SWaP is a key aspect of NXP’s engagements within defense and aerospace, and because of its importance the company continues to add more integration into parts. “We accomplish this via improvements within our discrete-devices offerings, packing more power into packages while also prioritizing thermal performance,” he continues. “By stretching the capabilities within our discrete offerings, customers are able to use one device as opposed to a banded approach. We’re also continuing to make improvements in our integrated circuit (IC) offerings for both radar and electronic warfare. These multistage devices enable customers to shrink the elements around the board because of the in-package integration.”

Another way NXP is making SWaP improvements is through multichip modules. “These devices are similar to the ICs because they’re multistage but also have matching elements that are multistage with 50 ohm in and out,” Smith says. The added integration enables reduced space and weight while achieving necessary performance,” he adds.

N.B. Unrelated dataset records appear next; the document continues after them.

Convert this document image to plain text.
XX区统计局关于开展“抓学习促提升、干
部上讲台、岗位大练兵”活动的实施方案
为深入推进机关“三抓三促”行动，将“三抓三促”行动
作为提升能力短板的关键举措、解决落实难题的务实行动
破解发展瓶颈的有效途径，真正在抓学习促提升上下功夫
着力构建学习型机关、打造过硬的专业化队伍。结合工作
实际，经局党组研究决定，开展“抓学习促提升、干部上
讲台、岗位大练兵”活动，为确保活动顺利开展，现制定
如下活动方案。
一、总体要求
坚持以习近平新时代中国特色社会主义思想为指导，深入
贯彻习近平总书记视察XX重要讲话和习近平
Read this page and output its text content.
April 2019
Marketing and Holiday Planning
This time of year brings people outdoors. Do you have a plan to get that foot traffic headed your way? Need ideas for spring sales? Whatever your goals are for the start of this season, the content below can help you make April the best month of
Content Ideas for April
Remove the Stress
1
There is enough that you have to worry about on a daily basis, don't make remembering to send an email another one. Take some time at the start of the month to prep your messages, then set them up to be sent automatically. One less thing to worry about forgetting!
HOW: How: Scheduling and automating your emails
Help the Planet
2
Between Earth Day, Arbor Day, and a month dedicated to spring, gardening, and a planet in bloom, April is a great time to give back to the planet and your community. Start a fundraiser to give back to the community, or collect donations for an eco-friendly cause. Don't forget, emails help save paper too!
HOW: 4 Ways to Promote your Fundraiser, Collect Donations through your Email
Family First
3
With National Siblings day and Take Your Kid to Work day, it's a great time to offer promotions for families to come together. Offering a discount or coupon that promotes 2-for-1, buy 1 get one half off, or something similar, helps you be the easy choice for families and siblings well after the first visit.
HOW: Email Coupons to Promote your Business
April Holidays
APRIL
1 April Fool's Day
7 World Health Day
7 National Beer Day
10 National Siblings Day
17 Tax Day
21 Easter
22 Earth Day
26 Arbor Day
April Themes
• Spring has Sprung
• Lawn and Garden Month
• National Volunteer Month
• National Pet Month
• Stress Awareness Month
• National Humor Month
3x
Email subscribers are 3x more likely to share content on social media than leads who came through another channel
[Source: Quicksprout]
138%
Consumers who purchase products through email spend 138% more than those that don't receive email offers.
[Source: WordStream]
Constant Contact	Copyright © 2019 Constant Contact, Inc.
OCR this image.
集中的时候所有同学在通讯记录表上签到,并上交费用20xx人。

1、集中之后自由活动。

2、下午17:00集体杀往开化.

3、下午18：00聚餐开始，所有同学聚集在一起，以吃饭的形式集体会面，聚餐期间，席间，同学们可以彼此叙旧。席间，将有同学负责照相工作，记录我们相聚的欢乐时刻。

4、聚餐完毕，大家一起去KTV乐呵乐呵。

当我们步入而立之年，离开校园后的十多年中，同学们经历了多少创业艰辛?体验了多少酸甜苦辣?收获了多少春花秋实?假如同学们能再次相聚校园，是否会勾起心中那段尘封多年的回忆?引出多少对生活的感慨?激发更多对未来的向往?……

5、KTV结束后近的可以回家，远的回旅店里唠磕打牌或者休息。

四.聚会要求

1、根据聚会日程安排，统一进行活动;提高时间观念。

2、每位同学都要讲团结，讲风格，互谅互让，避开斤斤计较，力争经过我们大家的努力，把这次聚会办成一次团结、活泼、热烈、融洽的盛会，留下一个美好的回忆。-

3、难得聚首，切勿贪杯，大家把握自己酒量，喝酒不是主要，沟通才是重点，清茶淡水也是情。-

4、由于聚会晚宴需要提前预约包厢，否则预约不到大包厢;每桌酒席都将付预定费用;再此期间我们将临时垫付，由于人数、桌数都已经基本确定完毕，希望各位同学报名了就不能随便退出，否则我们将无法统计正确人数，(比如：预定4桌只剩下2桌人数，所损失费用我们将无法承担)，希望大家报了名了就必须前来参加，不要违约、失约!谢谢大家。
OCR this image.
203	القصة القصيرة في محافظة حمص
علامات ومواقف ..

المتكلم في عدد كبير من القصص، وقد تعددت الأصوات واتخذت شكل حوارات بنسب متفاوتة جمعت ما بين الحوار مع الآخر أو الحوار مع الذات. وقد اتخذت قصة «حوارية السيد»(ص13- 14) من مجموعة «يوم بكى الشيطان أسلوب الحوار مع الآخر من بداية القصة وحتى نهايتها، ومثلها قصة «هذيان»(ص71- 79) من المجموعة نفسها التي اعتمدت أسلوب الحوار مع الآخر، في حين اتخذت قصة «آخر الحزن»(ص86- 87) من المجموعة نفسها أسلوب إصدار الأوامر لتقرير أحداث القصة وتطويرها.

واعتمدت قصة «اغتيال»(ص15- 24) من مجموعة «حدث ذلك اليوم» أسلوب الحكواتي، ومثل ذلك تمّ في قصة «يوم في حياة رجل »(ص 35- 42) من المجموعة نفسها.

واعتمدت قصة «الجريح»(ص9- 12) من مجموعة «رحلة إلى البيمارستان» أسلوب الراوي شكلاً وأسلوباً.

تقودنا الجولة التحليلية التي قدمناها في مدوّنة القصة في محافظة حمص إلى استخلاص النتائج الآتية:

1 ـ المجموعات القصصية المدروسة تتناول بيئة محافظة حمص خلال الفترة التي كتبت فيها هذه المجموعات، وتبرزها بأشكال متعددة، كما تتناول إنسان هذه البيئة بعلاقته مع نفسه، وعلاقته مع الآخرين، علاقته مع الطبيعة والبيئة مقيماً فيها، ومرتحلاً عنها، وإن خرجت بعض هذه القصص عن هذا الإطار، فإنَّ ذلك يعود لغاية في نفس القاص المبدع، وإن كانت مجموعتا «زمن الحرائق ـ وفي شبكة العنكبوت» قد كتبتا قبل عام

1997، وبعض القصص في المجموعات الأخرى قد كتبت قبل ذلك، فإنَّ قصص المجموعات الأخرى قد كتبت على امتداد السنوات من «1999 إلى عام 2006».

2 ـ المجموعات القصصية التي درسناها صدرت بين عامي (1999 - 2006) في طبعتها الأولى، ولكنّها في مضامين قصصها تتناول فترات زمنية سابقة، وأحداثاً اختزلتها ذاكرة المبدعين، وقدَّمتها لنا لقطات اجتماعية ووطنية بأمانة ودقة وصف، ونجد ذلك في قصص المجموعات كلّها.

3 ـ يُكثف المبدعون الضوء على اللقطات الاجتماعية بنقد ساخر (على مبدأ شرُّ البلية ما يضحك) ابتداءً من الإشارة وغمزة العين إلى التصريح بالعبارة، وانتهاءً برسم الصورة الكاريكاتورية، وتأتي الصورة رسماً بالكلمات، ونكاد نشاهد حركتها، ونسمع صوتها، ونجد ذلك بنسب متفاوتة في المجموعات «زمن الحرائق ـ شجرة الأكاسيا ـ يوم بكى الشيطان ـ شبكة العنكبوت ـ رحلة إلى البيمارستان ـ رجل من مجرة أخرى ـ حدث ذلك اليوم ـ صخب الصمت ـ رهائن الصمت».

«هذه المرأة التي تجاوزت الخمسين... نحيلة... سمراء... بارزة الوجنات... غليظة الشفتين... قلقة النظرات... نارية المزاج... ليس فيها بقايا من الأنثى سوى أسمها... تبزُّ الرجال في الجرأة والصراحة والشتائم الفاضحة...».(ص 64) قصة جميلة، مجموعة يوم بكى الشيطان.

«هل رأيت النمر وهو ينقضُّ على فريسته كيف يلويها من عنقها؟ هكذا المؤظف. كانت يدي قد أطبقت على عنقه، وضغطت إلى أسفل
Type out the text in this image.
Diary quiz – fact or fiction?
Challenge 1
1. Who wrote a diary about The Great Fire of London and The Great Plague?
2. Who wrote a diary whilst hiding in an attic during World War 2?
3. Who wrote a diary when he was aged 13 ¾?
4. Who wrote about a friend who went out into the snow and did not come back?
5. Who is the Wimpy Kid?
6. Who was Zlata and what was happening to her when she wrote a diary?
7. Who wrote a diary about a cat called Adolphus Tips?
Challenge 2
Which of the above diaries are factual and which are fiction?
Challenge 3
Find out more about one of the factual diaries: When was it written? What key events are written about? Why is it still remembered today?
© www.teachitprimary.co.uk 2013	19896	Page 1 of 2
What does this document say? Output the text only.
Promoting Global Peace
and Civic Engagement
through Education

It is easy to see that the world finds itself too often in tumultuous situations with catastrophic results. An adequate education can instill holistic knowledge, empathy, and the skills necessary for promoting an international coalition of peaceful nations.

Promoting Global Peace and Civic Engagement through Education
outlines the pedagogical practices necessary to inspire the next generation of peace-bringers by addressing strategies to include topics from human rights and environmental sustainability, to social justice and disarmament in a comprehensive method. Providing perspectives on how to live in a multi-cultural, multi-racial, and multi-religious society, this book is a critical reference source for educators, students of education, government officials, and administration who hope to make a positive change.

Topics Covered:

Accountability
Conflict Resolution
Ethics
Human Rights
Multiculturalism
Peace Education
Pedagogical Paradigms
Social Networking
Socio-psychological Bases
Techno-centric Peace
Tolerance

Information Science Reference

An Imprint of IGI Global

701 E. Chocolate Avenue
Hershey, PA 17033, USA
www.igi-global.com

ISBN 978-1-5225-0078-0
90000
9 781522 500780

“In terms of RF and microwave, one of the challenges of SWaP optimization is managing the complex electromagnetic interactions that result from high-density circuit design,” Hermanny says. “To address these challenges, we developed expertise in complex circuit modeling using both nonlinear circuit models as well as advanced electromagnetic field-solving techniques. This allows us to minimize design time and achieve highly compact hardware without relying on multiple design spins.”